Paeoniflorin alleviates the progression of retinal vein occlusion via inhibiting hypoxia inducible factor-1α/vascular endothelial growth factor/STAT3 pathway.

Retinal vein occlusion (RVO) is a severe retinal vascular disease involving several complications, leading to weakening of vision and even blindness. Globally, over 16 million patients with RVO were found in the middle-aged population. Paeoniflorin (PF), a monomer of Taohong Siwu decoction, was reported to exhibit many pharmacological activities including anti-inflammatory, antioxidant, cardioprotective, and neuroprotective effects. However, the effect of PF on the progression of RVO remains unclear. In the current study, CCK8 assay was performed to investigate the cell viability. In addition, transwell assay and western blot were used to measure cell invasion and protein expression, respectively. Moreover, a mouse model of oxygen-induced dischemic retinopathy (OIR) was established.

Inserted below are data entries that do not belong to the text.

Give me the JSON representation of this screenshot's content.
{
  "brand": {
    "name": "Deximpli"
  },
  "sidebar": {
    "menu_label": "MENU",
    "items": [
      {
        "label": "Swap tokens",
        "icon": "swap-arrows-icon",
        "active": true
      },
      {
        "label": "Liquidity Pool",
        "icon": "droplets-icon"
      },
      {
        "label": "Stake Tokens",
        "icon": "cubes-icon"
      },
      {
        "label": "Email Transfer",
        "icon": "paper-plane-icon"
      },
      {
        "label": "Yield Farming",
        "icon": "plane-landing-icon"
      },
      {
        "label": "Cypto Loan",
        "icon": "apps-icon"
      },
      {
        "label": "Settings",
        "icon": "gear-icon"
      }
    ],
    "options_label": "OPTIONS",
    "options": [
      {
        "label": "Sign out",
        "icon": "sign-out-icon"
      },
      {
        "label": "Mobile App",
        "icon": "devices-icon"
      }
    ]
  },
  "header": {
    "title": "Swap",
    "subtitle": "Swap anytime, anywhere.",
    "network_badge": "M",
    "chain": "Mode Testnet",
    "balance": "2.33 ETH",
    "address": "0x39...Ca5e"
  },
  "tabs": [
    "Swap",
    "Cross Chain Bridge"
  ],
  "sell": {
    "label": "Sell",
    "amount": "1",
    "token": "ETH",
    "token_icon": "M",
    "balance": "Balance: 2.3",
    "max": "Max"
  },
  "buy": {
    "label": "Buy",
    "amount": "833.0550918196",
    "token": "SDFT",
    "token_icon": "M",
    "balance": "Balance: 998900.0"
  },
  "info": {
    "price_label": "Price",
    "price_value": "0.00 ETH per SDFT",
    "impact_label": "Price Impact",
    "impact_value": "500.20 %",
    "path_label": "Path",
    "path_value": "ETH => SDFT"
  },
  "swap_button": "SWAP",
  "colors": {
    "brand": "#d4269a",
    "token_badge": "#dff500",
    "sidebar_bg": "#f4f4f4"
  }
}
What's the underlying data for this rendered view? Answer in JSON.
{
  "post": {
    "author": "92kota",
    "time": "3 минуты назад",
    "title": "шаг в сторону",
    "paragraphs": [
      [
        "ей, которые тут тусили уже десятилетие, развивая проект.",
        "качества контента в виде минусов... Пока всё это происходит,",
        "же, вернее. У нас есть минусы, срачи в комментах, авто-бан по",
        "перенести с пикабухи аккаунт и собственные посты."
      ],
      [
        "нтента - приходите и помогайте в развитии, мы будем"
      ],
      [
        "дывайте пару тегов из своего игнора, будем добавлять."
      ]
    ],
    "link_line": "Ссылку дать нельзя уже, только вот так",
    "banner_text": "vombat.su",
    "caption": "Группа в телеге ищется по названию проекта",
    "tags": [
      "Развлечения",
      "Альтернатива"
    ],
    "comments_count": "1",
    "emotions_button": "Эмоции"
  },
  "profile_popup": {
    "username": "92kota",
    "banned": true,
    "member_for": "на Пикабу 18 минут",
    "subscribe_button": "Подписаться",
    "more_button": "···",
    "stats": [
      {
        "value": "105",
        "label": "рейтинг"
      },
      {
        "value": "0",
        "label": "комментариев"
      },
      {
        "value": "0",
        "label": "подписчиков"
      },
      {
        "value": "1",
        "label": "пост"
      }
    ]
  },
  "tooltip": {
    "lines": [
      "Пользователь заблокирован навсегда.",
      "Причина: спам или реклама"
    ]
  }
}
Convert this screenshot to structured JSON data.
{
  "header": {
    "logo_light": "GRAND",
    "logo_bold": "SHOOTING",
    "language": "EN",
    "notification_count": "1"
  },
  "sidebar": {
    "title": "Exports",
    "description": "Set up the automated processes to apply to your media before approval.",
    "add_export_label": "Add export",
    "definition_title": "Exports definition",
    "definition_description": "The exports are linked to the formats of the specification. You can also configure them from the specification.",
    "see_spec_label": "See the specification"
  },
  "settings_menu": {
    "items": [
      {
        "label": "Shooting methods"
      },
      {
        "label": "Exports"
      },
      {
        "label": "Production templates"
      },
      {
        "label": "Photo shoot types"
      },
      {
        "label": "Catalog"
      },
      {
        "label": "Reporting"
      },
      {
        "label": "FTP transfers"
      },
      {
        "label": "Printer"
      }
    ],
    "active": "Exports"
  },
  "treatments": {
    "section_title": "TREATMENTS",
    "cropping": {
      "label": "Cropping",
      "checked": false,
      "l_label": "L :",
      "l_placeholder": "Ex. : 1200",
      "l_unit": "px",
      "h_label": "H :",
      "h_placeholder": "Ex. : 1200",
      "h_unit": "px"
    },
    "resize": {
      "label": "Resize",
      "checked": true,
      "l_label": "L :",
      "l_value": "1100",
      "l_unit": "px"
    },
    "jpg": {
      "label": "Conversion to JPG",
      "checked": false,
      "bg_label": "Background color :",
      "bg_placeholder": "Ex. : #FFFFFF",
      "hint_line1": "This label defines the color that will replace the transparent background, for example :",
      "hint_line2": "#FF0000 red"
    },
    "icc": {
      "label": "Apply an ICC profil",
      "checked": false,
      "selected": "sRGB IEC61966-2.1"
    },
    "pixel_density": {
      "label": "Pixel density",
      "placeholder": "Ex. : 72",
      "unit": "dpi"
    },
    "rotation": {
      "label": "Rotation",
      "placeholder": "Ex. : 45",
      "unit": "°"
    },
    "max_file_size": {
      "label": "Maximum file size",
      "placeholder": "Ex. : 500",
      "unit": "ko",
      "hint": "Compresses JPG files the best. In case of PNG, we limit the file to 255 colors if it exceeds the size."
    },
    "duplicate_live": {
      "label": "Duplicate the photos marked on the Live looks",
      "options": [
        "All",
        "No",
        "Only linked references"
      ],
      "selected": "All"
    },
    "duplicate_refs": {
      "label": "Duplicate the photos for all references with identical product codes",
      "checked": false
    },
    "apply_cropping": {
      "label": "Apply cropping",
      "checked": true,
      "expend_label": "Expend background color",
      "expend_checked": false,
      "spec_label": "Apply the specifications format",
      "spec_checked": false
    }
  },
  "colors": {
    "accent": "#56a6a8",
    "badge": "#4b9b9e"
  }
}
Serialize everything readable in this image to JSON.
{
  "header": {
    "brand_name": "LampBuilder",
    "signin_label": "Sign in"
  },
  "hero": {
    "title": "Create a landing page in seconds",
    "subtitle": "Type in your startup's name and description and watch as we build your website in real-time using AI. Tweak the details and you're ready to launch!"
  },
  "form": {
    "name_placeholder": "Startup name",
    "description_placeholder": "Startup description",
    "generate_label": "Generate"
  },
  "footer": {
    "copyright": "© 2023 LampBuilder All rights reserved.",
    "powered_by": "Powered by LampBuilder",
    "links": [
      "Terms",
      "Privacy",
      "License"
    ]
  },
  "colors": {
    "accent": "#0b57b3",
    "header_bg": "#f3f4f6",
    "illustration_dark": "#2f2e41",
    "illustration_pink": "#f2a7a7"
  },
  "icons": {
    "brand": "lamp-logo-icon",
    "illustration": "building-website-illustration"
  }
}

We found PF was able to inhibit the migration and angiogenesis of human retinal capillary endothelial cells under normoxia. Additionally, PF notably prevented hypoxia-induced angiogenesis of human retinal capillary endothelial cells via inhibiting hypoxia-inducible factor-1α (HIF-1α)/vascular endothelial growth factor (VEGF)/STAT3 pathway. Eventually, PF significantly alleviated the retinal lesions in the mouse with OIR. All in all, PF was able to alleviate the progression of retinal vein occlusion via inhibiting HIF-1α/VEGF/STAT3 pathway. These findings might provide some theoretical knowledge for exploring novel effective treatment for patients with RVO.